カメレオンは昔から適応の象徴だ。皮膚の下に虹色素胞という特殊な細胞の層を持ち、それを調整して周囲の環境に溶け込む能力があるからだ。
2021年8月11日のネイチャー・コミュニケーションズ誌に、韓国の研究者が本物のカメレオンを真似る能力を持つカメレオンロボットを作り出し、人工カモフラージュの新テクノロジーの道を開いたという新たな論文が掲載された。
研究チームは、カラーセンサーと銀ナノワイヤーで出来た微小なヒーター、温度によって色を変える性質を持つサーモクロミック材料を利用して、複数の高解像度の皮膚模様の再現に成功。ほぼ一瞬で色を変化させる能力をロボットに持たせられるようにした。
人工カモフラージュに対するこれまでの試みは、マイクロ流体装置に頼る場合が多かった。微小な流路で内部の液体の流れを制御するというものだ。しかし、今回のプロジェクトでは完全に電気的な手法を用いている。
この論文の著者の1人であり、ソウル大学校工科大学機械工学部で熱工学を研究しているコ・スンファン教授によると、色の変化速度を自然のカメレオンと同様の速度に上げることが最も難しかったという。非常に速く温度を上げることができるナノワイヤー・ヒーターを利用することで問題を解決。人工皮膚の温度をすばやく上昇させ、本物の生物と同等の速度で色を変えられるようになった。

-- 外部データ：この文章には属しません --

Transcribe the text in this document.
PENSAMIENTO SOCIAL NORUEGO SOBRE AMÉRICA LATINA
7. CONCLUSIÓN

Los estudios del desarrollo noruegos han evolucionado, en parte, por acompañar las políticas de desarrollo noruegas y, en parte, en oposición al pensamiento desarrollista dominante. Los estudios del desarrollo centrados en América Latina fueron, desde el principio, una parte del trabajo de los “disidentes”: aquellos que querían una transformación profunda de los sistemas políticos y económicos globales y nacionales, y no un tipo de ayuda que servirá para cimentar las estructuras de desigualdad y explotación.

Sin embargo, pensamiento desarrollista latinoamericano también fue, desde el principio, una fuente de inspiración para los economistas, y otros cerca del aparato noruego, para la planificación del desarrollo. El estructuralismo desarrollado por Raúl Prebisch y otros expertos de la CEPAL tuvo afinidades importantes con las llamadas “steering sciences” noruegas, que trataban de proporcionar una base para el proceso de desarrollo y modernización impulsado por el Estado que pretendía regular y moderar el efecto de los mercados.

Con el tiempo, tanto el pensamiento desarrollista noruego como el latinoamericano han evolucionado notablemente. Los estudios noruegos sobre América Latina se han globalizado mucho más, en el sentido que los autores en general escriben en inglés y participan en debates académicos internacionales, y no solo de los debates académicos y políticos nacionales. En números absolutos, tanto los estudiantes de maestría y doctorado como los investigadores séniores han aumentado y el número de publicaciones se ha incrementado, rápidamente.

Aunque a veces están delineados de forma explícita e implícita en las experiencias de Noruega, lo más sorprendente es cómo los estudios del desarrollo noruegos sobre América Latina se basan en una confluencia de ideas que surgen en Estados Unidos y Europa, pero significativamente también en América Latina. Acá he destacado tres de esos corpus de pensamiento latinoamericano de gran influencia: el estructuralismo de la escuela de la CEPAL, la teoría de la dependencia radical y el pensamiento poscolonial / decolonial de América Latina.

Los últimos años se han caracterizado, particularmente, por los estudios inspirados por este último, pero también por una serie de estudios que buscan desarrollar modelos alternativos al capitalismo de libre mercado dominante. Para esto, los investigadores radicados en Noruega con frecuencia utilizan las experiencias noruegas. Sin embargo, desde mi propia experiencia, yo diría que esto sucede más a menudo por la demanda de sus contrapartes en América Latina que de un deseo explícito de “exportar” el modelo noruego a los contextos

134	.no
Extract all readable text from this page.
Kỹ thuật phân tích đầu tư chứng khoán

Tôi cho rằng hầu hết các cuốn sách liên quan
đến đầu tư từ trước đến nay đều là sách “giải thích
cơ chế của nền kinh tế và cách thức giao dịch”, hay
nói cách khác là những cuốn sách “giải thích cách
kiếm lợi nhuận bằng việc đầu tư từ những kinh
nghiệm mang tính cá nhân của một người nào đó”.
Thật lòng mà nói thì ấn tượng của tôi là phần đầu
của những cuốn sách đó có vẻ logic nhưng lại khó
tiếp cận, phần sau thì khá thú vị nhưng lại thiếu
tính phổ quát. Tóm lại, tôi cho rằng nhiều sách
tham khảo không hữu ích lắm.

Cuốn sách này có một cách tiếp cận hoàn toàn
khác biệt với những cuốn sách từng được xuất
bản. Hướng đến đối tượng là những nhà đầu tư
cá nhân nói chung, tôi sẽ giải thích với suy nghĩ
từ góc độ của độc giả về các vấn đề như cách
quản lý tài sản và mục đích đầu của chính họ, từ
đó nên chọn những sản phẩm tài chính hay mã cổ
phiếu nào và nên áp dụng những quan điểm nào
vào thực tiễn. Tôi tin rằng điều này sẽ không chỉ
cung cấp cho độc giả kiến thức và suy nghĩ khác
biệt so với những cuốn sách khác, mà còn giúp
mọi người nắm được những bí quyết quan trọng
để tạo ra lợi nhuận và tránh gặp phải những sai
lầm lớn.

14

「最初の試作品を作るのには非常に時間がかかりました」とコ教授はそう語る。最初のステップは、ロボットのモデルを何にするかを決めることだ。脊椎動物(背骨を持つ動物)にするか、それともイカやタコのような無脊椎動物にするかといったことだ。無脊椎動物をモデルにした方が動きにより自由度を持たせることができる。そのため研究チームは最初、タコを模倣する計画を立てた。しかしコ教授によると、そのアイデアは「野心的過ぎる」ことが判明したという。
さまざまなデザインや材料構造を検討した結果、最終的に研究チームはカメレオン自体のシンプルな形に取り組むと決めた。ナノワイヤーを点や線や鱗形で構成されたシンプルな模様の形にすることで、この映像で見られるような複雑な効果を作り出すことに成功した。
人工カモフラージュに対する以前の研究は軍事目的に関連付けられることが多かったが、コ教授は、研究成果が特に輸送、美容、ファッションなどの分野で幅広い影響を与えると期待している。将来的には、例えば色を調整して目立たせることができる自動車や、色を変えられる服などに応用できるそうだ。
コ教授は「このカメレオン皮膚の表面は、つまり一種のディスプレイ(表示装置)なのです」と言う。「柔軟性と伸縮性を持つディスプレイに応用できます」。
しかし、このテクノロジーは温度に依存しているため、極端に寒い場所ではあまり機能しない。人工カメレオンがあらゆる色を表現することが難しくなってしまう。
パデュー大学で生物の機能を模倣したロボット工学を研究しているラムセス・マルティネス助教授は、生物学的な影響を受けたシステムを新しいテクノロジーに転用することで、例えば地震が発生した際に生存者の位置を特定するシステムなど、さらなる可能性を開くだろうと指摘している。